Pour le moment, seuls quelques milliardaires qui ont un cancer l’ont déjà fait, c’était le cas de Steve Jobs, le fondateur d’APPLE, qui avait fait analyser la séquence ADN de son cancer du pancréas. Ce qui est sûr, c'est que les médecins, les chirurgiens ou les biologistes ne pourront pas faire face seuls à cette tempête de données mêlant génétique et informatique. Pour que la révolution ait lieu, il faudra former et recruter de nouveaux professionnels, notamment un bon nombre de bio-informaticiens.

Ecoutez le Dr Laurent Alexandre : « Les médecins ne sont pas habitués à traiter des milliards et des milliards d’informations. C’est un changement d’organisation de la cancérologie et cela nécessite une réorientation très forte du dispositif de formation. »
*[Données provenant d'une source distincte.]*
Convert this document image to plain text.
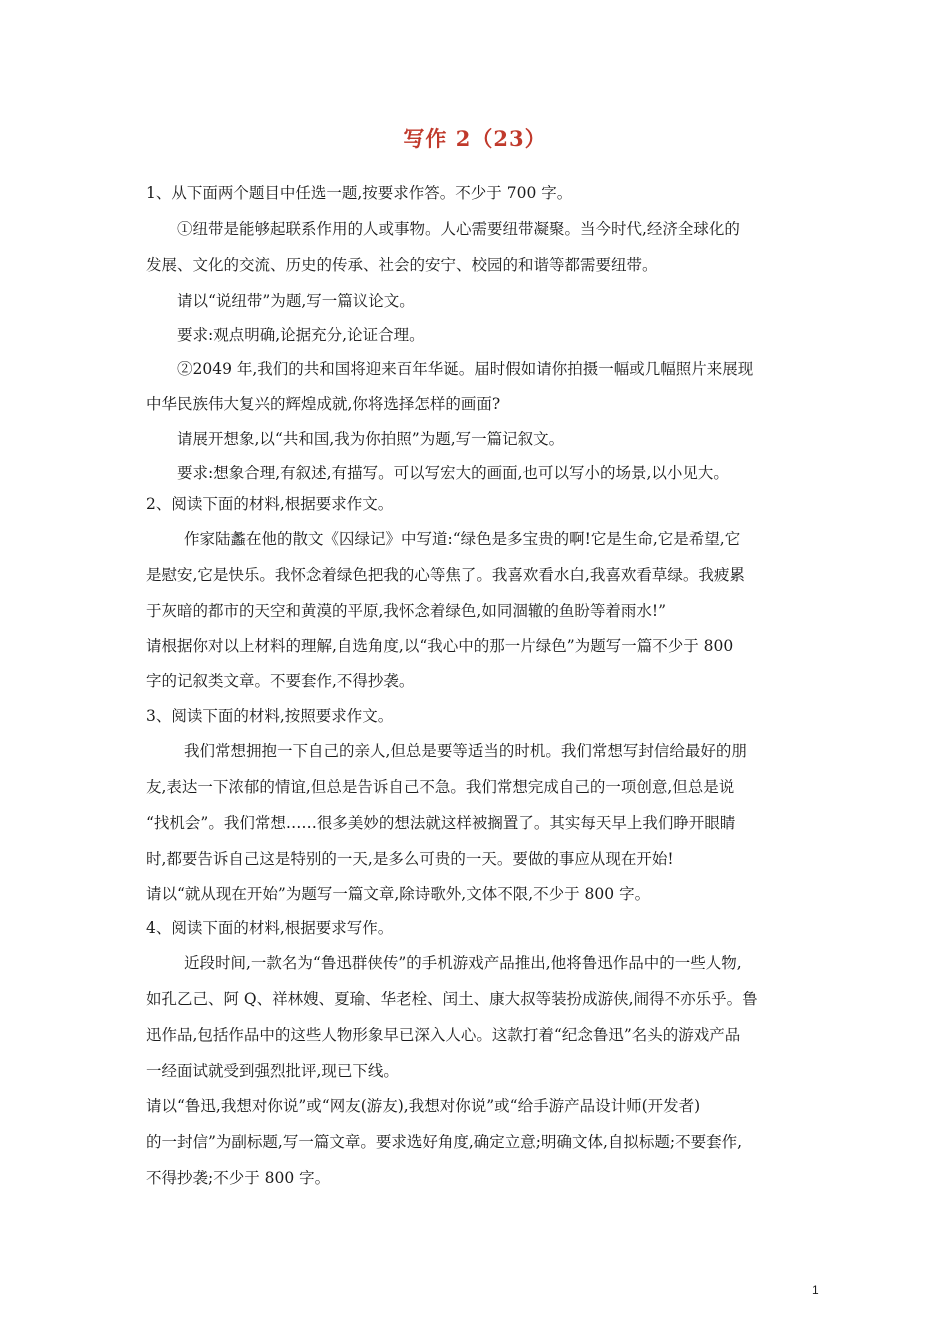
写作 2（23）
1、从下面两个题目中任选一题,按要求作答。不少于 700 字。
①纽带是能够起联系作用的人或事物。人心需要纽带凝聚。当今时代,经济全球化的
发展、文化的交流、历史的传承、社会的安宁、校园的和谐等都需要纽带。
请以“说纽带”为题,写一篇议论文。
要求:观点明确,论据充分,论证合理。
②2049 年,我们的共和国将迎来百年华诞。届时假如请你拍摄一幅或几幅照片来展现
中华民族伟大复兴的辉煌成就,你将选择怎样的画面?
请展开想象,以“共和国,我为你拍照”为题,写一篇记叙文。
要求:想象合理,有叙述,有描写。可以写宏大的画面,也可以写小的场景,以小见大。
2、阅读下面的材料,根据要求作文。
作家陆蠡在他的散文《囚绿记》中写道:“绿色是多宝贵的啊!它是生命,它是希望,它
是慰安,它是快乐。我怀念着绿色把我的心等焦了。我喜欢看水白,我喜欢看草绿。我疲累
于灰暗的都市的天空和黄漠的平原,我怀念着绿色,如同涸辙的鱼盼等着雨水!”
请根据你对以上材料的理解,自选角度,以“我心中的那一片绿色”为题写一篇不少于 800
字的记叙类文章。不要套作,不得抄袭。
3、阅读下面的材料,按照要求作文。
我们常想拥抱一下自己的亲人,但总是要等适当的时机。我们常想写封信给最好的朋
友,表达一下浓郁的情谊,但总是告诉自己不急。我们常想完成自己的一项创意,但总是说
“找机会”。我们常想……很多美妙的想法就这样被搁置了。其实每天早上我们睁开眼睛
时,都要告诉自己这是特别的一天,是多么可贵的一天。要做的事应从现在开始!
请以“就从现在开始”为题写一篇文章,除诗歌外,文体不限,不少于 800 字。
4、阅读下面的材料,根据要求写作。
近段时间,一款名为“鲁迅群侠传”的手机游戏产品推出,他将鲁迅作品中的一些人物,
如孔乙己、阿 Q、祥林嫂、夏瑜、华老栓、闰土、康大叔等装扮成游侠,闹得不亦乐乎。鲁
迅作品,包括作品中的这些人物形象早已深入人心。这款打着“纪念鲁迅”名头的游戏产品
一经面试就受到强烈批评,现已下线。
请以“鲁迅,我想对你说”或“网友(游友),我想对你说”或“给手游产品设计师(开发者)
的一封信”为副标题,写一篇文章。要求选好角度,确定立意;明确文体,自拟标题;不要套作,
不得抄袭;不少于 800 字。
1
Il faudra aussi attendre la baisse du coût de cette technologie. Mais les spécialistes affirment que cette baisse est inéluctable. Il a fallu plus de dix ans et trois milliards de dollars pour obtenir la publication de la première séquence d'un génome humain en 2003. En 2007, un autre séquençage entier est réalisé en six mois, huit en 2008, 500 en 2010. Aujourd’hui, il est possible de décrypter le génome entier d’un individu en seulement quelques heures et pour seulement mille dollars. Du coup, il n'est pas utopique d’imaginer pouvoir décoder l’intégralité des tumeurs de tous les malades du cancer d’ici 2015.